Mitochondrial Oxidative Stress and Cell Death in Podocytopathies

Abstract

Podocytopathies are kidney diseases that are driven by podocyte injury with proteinuria and proteinuria-related symptoms as the main clinical presentations. Albeit podocytopathies are the major contributors to end-stage kidney disease, the underlying molecular mechanisms of podocyte injury remain to be elucidated. Mitochondrial oxidative stress is associated with kidney diseases, and increasing evidence suggests that oxidative stress plays a vital role in the pathogenesis of podocytopathies. Accumulating evidence has placed mitochondrial oxidative stress in the focus of cell death research. Excessive generated reactive oxygen species over antioxidant defense under pathological conditions lead to oxidative damage to cellular components and regulate cell death in the podocyte. Conversely, exogenous antioxidants can protect podocyte from cell death. This review provides an overview of the role of mitochondrial oxidative stress in podocytopathies and discusses its role in the cell death of the podocyte, aiming to identify the novel targets to improve the treatment of patients with podocytopathies.

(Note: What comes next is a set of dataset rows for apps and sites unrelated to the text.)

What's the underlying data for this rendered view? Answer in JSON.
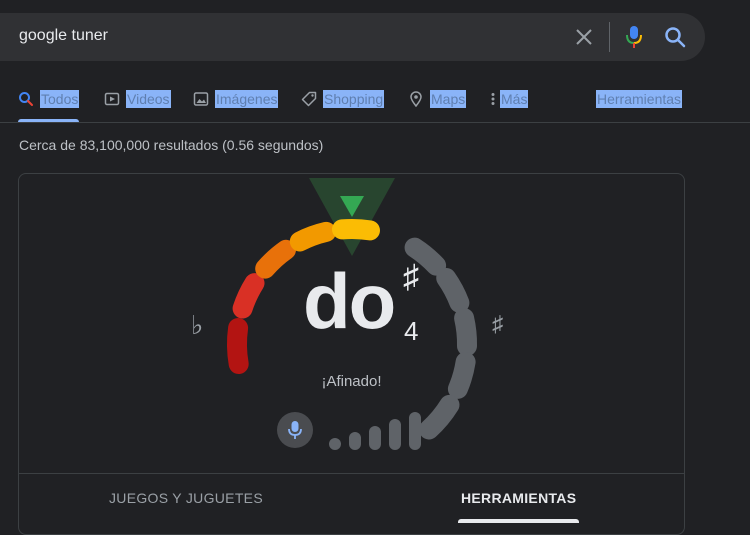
{
  "search": {
    "query": "google tuner"
  },
  "tabs": [
    {
      "label": "Todos",
      "icon": "search-icon",
      "active": true
    },
    {
      "label": "Videos",
      "icon": "video-icon"
    },
    {
      "label": "Imágenes",
      "icon": "image-icon"
    },
    {
      "label": "Shopping",
      "icon": "tag-icon"
    },
    {
      "label": "Maps",
      "icon": "map-pin-icon"
    },
    {
      "label": "Más",
      "icon": "more-vert-icon"
    },
    {
      "label": "Herramientas"
    }
  ],
  "results_stats": "Cerca de 83,100,000 resultados (0.56 segundos)",
  "tuner": {
    "note": "do",
    "accidental": "♯",
    "octave": "4",
    "flat_symbol": "♭",
    "sharp_symbol": "♯",
    "status": "¡Afinado!",
    "mic_level": 0.8,
    "colors": {
      "warm_segments": [
        "#b31412",
        "#d93025",
        "#e8710a",
        "#f29900",
        "#fbbc04"
      ],
      "inactive_segment": "#5f6368",
      "indicator": "#34a853"
    }
  },
  "card_tabs": {
    "games": "JUEGOS Y JUGUETES",
    "tools": "HERRAMIENTAS",
    "active": "tools"
  },
  "colors": {
    "background": "#202124",
    "accent": "#8ab4f8"
  }
}
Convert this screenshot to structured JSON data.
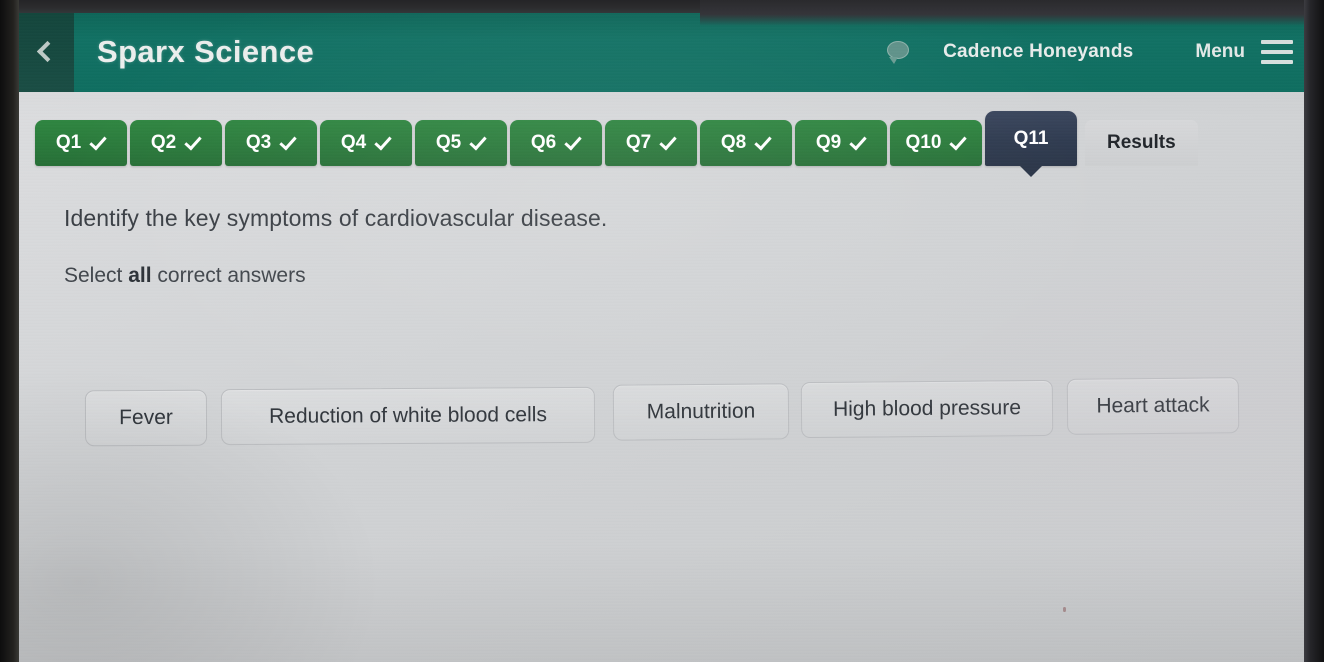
{
  "app": {
    "title": "Sparx Science",
    "back_icon": "chevron-left-icon"
  },
  "topbar": {
    "chat_icon": "speech-bubble-icon",
    "user_name": "Cadence Honeyands",
    "menu_label": "Menu",
    "menu_icon": "hamburger-icon",
    "background_color": "#127567",
    "back_zone_color": "#1a4e45"
  },
  "tabs": {
    "items": [
      {
        "label": "Q1",
        "state": "complete",
        "tick": "check-icon"
      },
      {
        "label": "Q2",
        "state": "complete",
        "tick": "check-icon"
      },
      {
        "label": "Q3",
        "state": "complete",
        "tick": "check-icon"
      },
      {
        "label": "Q4",
        "state": "complete",
        "tick": "check-icon"
      },
      {
        "label": "Q5",
        "state": "complete",
        "tick": "check-icon"
      },
      {
        "label": "Q6",
        "state": "complete",
        "tick": "check-icon"
      },
      {
        "label": "Q7",
        "state": "complete",
        "tick": "check-icon"
      },
      {
        "label": "Q8",
        "state": "complete",
        "tick": "check-icon"
      },
      {
        "label": "Q9",
        "state": "complete",
        "tick": "check-icon"
      },
      {
        "label": "Q10",
        "state": "complete",
        "tick": "check-icon"
      },
      {
        "label": "Q11",
        "state": "active",
        "tick": ""
      }
    ],
    "results_label": "Results",
    "complete_color": "#2a7a3b",
    "active_color": "#2e3a4f"
  },
  "question": {
    "prompt": "Identify the key symptoms of cardiovascular disease.",
    "instruction_prefix": "Select ",
    "instruction_emphasis": "all",
    "instruction_suffix": " correct answers",
    "options": [
      {
        "label": "Fever",
        "selected": false
      },
      {
        "label": "Reduction of white blood cells",
        "selected": false
      },
      {
        "label": "Malnutrition",
        "selected": false
      },
      {
        "label": "High blood pressure",
        "selected": false
      },
      {
        "label": "Heart attack",
        "selected": false
      }
    ]
  }
}
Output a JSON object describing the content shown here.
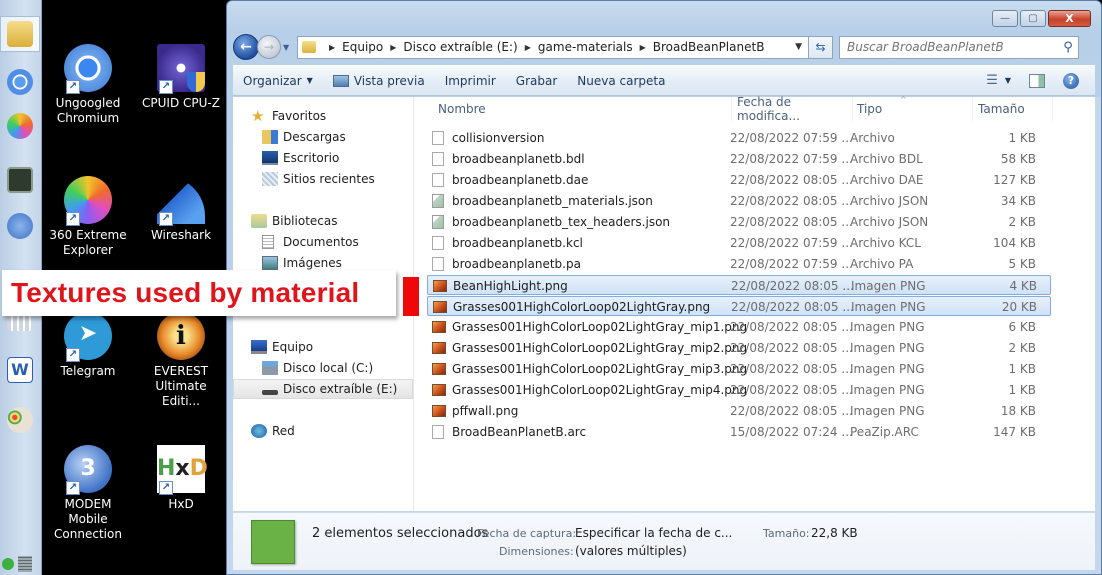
{
  "taskbar": {
    "items": [
      {
        "name": "windows-explorer",
        "color": "#e9c660"
      },
      {
        "name": "ungoogled-chromium",
        "color": "#4f8ee6"
      },
      {
        "name": "360-extreme-explorer",
        "color": "#e86bbd"
      },
      {
        "name": "terminal",
        "color": "#2f3a2f"
      },
      {
        "name": "modem-mobile",
        "color": "#3f72c6"
      },
      {
        "name": "calendar",
        "color": "#d9d9d9"
      },
      {
        "name": "word",
        "color": "#2b5fb4"
      },
      {
        "name": "paint",
        "color": "#e2a35c"
      }
    ]
  },
  "desktop": {
    "icons": [
      {
        "label_line1": "Ungoogled",
        "label_line2": "Chromium",
        "icon": "chromium-icon",
        "color": "#4f8ee6"
      },
      {
        "label_line1": "CPUID CPU-Z",
        "label_line2": "",
        "icon": "cpu-z-icon",
        "color": "#3a2a8c"
      },
      {
        "label_line1": "360 Extreme",
        "label_line2": "Explorer",
        "icon": "360-explorer-icon",
        "color": "#e86bbd"
      },
      {
        "label_line1": "Wireshark",
        "label_line2": "",
        "icon": "wireshark-icon",
        "color": "#2a6ad1"
      },
      {
        "label_line1": "Telegram",
        "label_line2": "",
        "icon": "telegram-icon",
        "color": "#2e9ad8"
      },
      {
        "label_line1": "EVEREST",
        "label_line2": "Ultimate Editi...",
        "icon": "everest-icon",
        "color": "#d6621c"
      },
      {
        "label_line1": "MODEM Mobile",
        "label_line2": "Connection",
        "icon": "modem-icon",
        "color": "#3f72c6"
      },
      {
        "label_line1": "HxD",
        "label_line2": "",
        "icon": "hxd-icon",
        "color": "#e0a23a"
      }
    ]
  },
  "window": {
    "caption": {
      "minimize": "—",
      "maximize": "▢",
      "close": "X"
    },
    "address": {
      "crumbs": [
        "Equipo",
        "Disco extraíble (E:)",
        "game-materials",
        "BroadBeanPlanetB"
      ]
    },
    "search": {
      "placeholder": "Buscar BroadBeanPlanetB"
    },
    "toolbar": {
      "organize": "Organizar",
      "preview": "Vista previa",
      "print": "Imprimir",
      "burn": "Grabar",
      "new_folder": "Nueva carpeta"
    },
    "navpane": {
      "favorites": "Favoritos",
      "downloads": "Descargas",
      "desktop": "Escritorio",
      "recent": "Sitios recientes",
      "libraries": "Bibliotecas",
      "documents": "Documentos",
      "images": "Imágenes",
      "computer": "Equipo",
      "local_disk": "Disco local (C:)",
      "removable": "Disco extraíble (E:)",
      "network": "Red"
    },
    "columns": {
      "name": "Nombre",
      "date": "Fecha de modifica...",
      "type": "Tipo",
      "size": "Tamaño"
    },
    "files": [
      {
        "name": "collisionversion",
        "date": "22/08/2022 07:59 ...",
        "type": "Archivo",
        "size": "1 KB",
        "icon": "generic",
        "selected": false
      },
      {
        "name": "broadbeanplanetb.bdl",
        "date": "22/08/2022 07:59 ...",
        "type": "Archivo BDL",
        "size": "58 KB",
        "icon": "generic",
        "selected": false
      },
      {
        "name": "broadbeanplanetb.dae",
        "date": "22/08/2022 08:05 ...",
        "type": "Archivo DAE",
        "size": "127 KB",
        "icon": "generic",
        "selected": false
      },
      {
        "name": "broadbeanplanetb_materials.json",
        "date": "22/08/2022 08:05 ...",
        "type": "Archivo JSON",
        "size": "34 KB",
        "icon": "json",
        "selected": false
      },
      {
        "name": "broadbeanplanetb_tex_headers.json",
        "date": "22/08/2022 08:05 ...",
        "type": "Archivo JSON",
        "size": "2 KB",
        "icon": "json",
        "selected": false
      },
      {
        "name": "broadbeanplanetb.kcl",
        "date": "22/08/2022 07:59 ...",
        "type": "Archivo KCL",
        "size": "104 KB",
        "icon": "generic",
        "selected": false
      },
      {
        "name": "broadbeanplanetb.pa",
        "date": "22/08/2022 07:59 ...",
        "type": "Archivo PA",
        "size": "5 KB",
        "icon": "generic",
        "selected": false
      },
      {
        "name": "BeanHighLight.png",
        "date": "22/08/2022 08:05 ...",
        "type": "Imagen PNG",
        "size": "4 KB",
        "icon": "png",
        "selected": true
      },
      {
        "name": "Grasses001HighColorLoop02LightGray.png",
        "date": "22/08/2022 08:05 ...",
        "type": "Imagen PNG",
        "size": "20 KB",
        "icon": "png",
        "selected": true
      },
      {
        "name": "Grasses001HighColorLoop02LightGray_mip1.png",
        "date": "22/08/2022 08:05 ...",
        "type": "Imagen PNG",
        "size": "6 KB",
        "icon": "png",
        "selected": false
      },
      {
        "name": "Grasses001HighColorLoop02LightGray_mip2.png",
        "date": "22/08/2022 08:05 ...",
        "type": "Imagen PNG",
        "size": "2 KB",
        "icon": "png",
        "selected": false
      },
      {
        "name": "Grasses001HighColorLoop02LightGray_mip3.png",
        "date": "22/08/2022 08:05 ...",
        "type": "Imagen PNG",
        "size": "1 KB",
        "icon": "png",
        "selected": false
      },
      {
        "name": "Grasses001HighColorLoop02LightGray_mip4.png",
        "date": "22/08/2022 08:05 ...",
        "type": "Imagen PNG",
        "size": "1 KB",
        "icon": "png",
        "selected": false
      },
      {
        "name": "pffwall.png",
        "date": "22/08/2022 08:05 ...",
        "type": "Imagen PNG",
        "size": "18 KB",
        "icon": "png",
        "selected": false
      },
      {
        "name": "BroadBeanPlanetB.arc",
        "date": "15/08/2022 07:24 ...",
        "type": "PeaZip.ARC",
        "size": "147 KB",
        "icon": "generic",
        "selected": false
      }
    ],
    "details": {
      "selection": "2 elementos seleccionados",
      "capture_label": "Fecha de captura:",
      "capture_value": "Especificar la fecha de c...",
      "size_label": "Tamaño:",
      "size_value": "22,8 KB",
      "dims_label": "Dimensiones:",
      "dims_value": "(valores múltiples)"
    }
  },
  "annotation": {
    "text": "Textures used by material",
    "color": "#e0141b"
  }
}
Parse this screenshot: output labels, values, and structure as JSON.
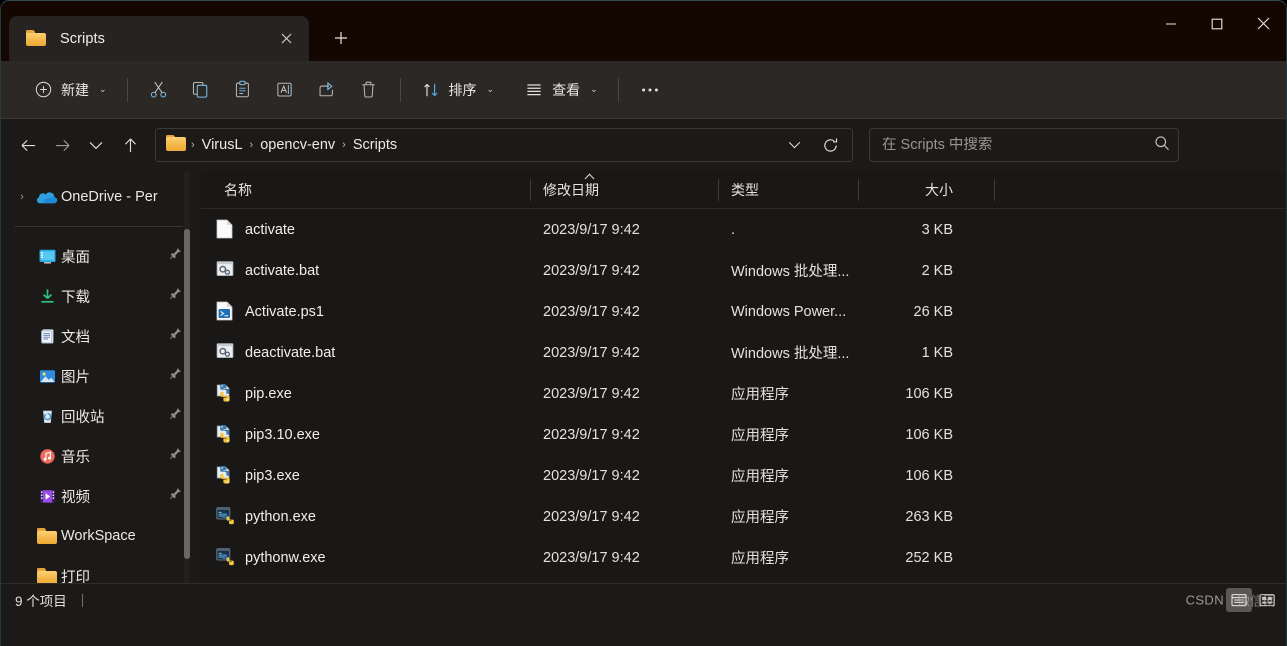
{
  "window": {
    "tab": {
      "title": "Scripts",
      "folder_icon": "folder-icon",
      "close_icon": "close-icon"
    },
    "newtab_label": "+",
    "controls": {
      "minimize": "minimize-icon",
      "maximize": "maximize-icon",
      "close": "close-icon"
    }
  },
  "toolbar": {
    "new_label": "新建",
    "cut_icon": "scissors-icon",
    "copy_icon": "copy-icon",
    "paste_icon": "paste-icon",
    "rename_icon": "rename-icon",
    "share_icon": "share-icon",
    "delete_icon": "trash-icon",
    "sort_label": "排序",
    "view_label": "查看",
    "more_label": "•••"
  },
  "address": {
    "back_icon": "arrow-left-icon",
    "forward_icon": "arrow-right-icon",
    "recent_icon": "chevron-down-icon",
    "up_icon": "arrow-up-icon",
    "breadcrumbs": [
      "VirusL",
      "opencv-env",
      "Scripts"
    ],
    "separator": "›",
    "dropdown_icon": "chevron-down-icon",
    "refresh_icon": "refresh-icon"
  },
  "search": {
    "placeholder": "在 Scripts 中搜索",
    "value": "",
    "icon": "search-icon"
  },
  "sidebar": {
    "items": [
      {
        "label": "OneDrive - Per",
        "icon": "onedrive-icon",
        "expandable": true,
        "pinned": false
      },
      {
        "label": "桌面",
        "icon": "desktop-icon",
        "expandable": false,
        "pinned": true
      },
      {
        "label": "下载",
        "icon": "downloads-icon",
        "expandable": false,
        "pinned": true
      },
      {
        "label": "文档",
        "icon": "documents-icon",
        "expandable": false,
        "pinned": true
      },
      {
        "label": "图片",
        "icon": "pictures-icon",
        "expandable": false,
        "pinned": true
      },
      {
        "label": "回收站",
        "icon": "recyclebin-icon",
        "expandable": false,
        "pinned": true
      },
      {
        "label": "音乐",
        "icon": "music-icon",
        "expandable": false,
        "pinned": true
      },
      {
        "label": "视频",
        "icon": "video-icon",
        "expandable": false,
        "pinned": true
      },
      {
        "label": "WorkSpace",
        "icon": "folder-icon",
        "expandable": false,
        "pinned": false
      },
      {
        "label": "打印",
        "icon": "folder-icon",
        "expandable": false,
        "pinned": false
      }
    ]
  },
  "filelist": {
    "columns": {
      "name": "名称",
      "date": "修改日期",
      "type": "类型",
      "size": "大小"
    },
    "sort": {
      "column": "名称",
      "direction": "asc",
      "caret": "⌃"
    },
    "rows": [
      {
        "name": "activate",
        "date": "2023/9/17 9:42",
        "type": ".",
        "size": "3 KB",
        "icon": "blank-file-icon"
      },
      {
        "name": "activate.bat",
        "date": "2023/9/17 9:42",
        "type": "Windows 批处理...",
        "size": "2 KB",
        "icon": "bat-file-icon"
      },
      {
        "name": "Activate.ps1",
        "date": "2023/9/17 9:42",
        "type": "Windows Power...",
        "size": "26 KB",
        "icon": "ps1-file-icon"
      },
      {
        "name": "deactivate.bat",
        "date": "2023/9/17 9:42",
        "type": "Windows 批处理...",
        "size": "1 KB",
        "icon": "bat-file-icon"
      },
      {
        "name": "pip.exe",
        "date": "2023/9/17 9:42",
        "type": "应用程序",
        "size": "106 KB",
        "icon": "python-exe-icon"
      },
      {
        "name": "pip3.10.exe",
        "date": "2023/9/17 9:42",
        "type": "应用程序",
        "size": "106 KB",
        "icon": "python-exe-icon"
      },
      {
        "name": "pip3.exe",
        "date": "2023/9/17 9:42",
        "type": "应用程序",
        "size": "106 KB",
        "icon": "python-exe-icon"
      },
      {
        "name": "python.exe",
        "date": "2023/9/17 9:42",
        "type": "应用程序",
        "size": "263 KB",
        "icon": "python-console-icon"
      },
      {
        "name": "pythonw.exe",
        "date": "2023/9/17 9:42",
        "type": "应用程序",
        "size": "252 KB",
        "icon": "python-console-icon"
      }
    ]
  },
  "statusbar": {
    "item_count": "9 个项目",
    "separator": "|",
    "details_view_icon": "details-view-icon",
    "large_icons_view_icon": "large-icons-view-icon"
  },
  "watermark": {
    "text": "CSDN",
    "text2": "微信网"
  },
  "colors": {
    "titlebar_bg": "#140702",
    "tab_bg": "#262322",
    "toolbar_bg": "#2b2826",
    "pane_bg": "#191817",
    "sidebar_bg": "#1c1a19",
    "text": "#f1efed",
    "accent_blue": "#4cc2ff",
    "folder_yellow": "#f3b74a"
  }
}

Keywords: antioxidant defense; cell death; mitochondrial oxidative stress; podocytopathies; reactive oxygen species (ROS).

Figure 1

Oxidative stress plays a significant role in the pathogenesis of podocytopathies. Various harmful stimuli, such as puromycin aminonucleoside, immune complexes, HG, and Ang II, upregulate NOX, Cyt C, and P450, and downregulate mitochondrial respiration chain complexes (complex I, II, III, and IV), Ub, and antioxidant defense systems, including SOD, GPX, CAT, GSH, Prdx, and Trx. Excessive ROS accumulation in the podocyte causes damage to DNA, lipids, and proteins, and activates downstream signaling pathways, leading to podocyte foot process effacement, loss, and detachment, with clinical presentations of proteinuria and proteinuria-related symptoms. HG, high glucose; Ang II, angiotensin II; AT1R, angiotensin II type 1 receptor; AOPPs, advanced oxidation protein products; AGEs, advanced glycation end-products; RAGE, receptor of advanced glycation end-products; MC, mineralocorticoid; MR, mineralocorticoid receptor; C5b-9, C5b-9 membrane attack complex; NOX, NADPH oxidase; I, complex I; II, complex II; III, complex III; IV, complex IV; Ub, quinone; Cyt c, cytochrome c; SOD, superoxide dismutase; GPX, glutathione peroxidase; CAT, catalase; GSH, glutathione; Prdx, peroxiredoxin; Trx, thioredoxin; P450, cytochrome P450; and ROS, reactive oxygen species.

Figure 2

Molecular mechanisms for oxidative stress-triggered podocyte apoptosis. Oxidative stress upregulates FasL to activate the CASP8-mediated extrinsic apoptosis pathway. As for intrinsic apoptosis, p53, PI3K/Akt, and P38 MAPK pathways are activated by oxidative stress, and the expression levels of BAX, PUMA, BIM, and Cyt C are elevated, whereas anti-apoptotic BCL2 is reduced. Whereafter, CASP9 is activated to cleave pro-CASP3 to activate CASP3, which ultimately cleaves cellular components and leads to apoptosis. ER stress is also activated, UPR triggers CHOP- and CASP12-dependent apoptosis, and CHOP activation downregulates BCL2, indicating that intrinsic apoptosis is involved. Moreover, oxidative stress activates CASP-independent apoptosis via upregulating AIF. FasL, Fas ligand; CASP, caspase; Cyt C, cytochrome c; BCL2, B-cell lymphoma-2; BIM, BCL2-interacting mediator of cell death; PUMA, p53-upregulated modulator of apoptosis; BAX, BCL2-associated X; ER, endoplasmic reticulum; UPR, unfolded protein response; CHOP, CCAAT/enhancer-binding protein-homologous protein; and AIF, apoptosis-inducing factor.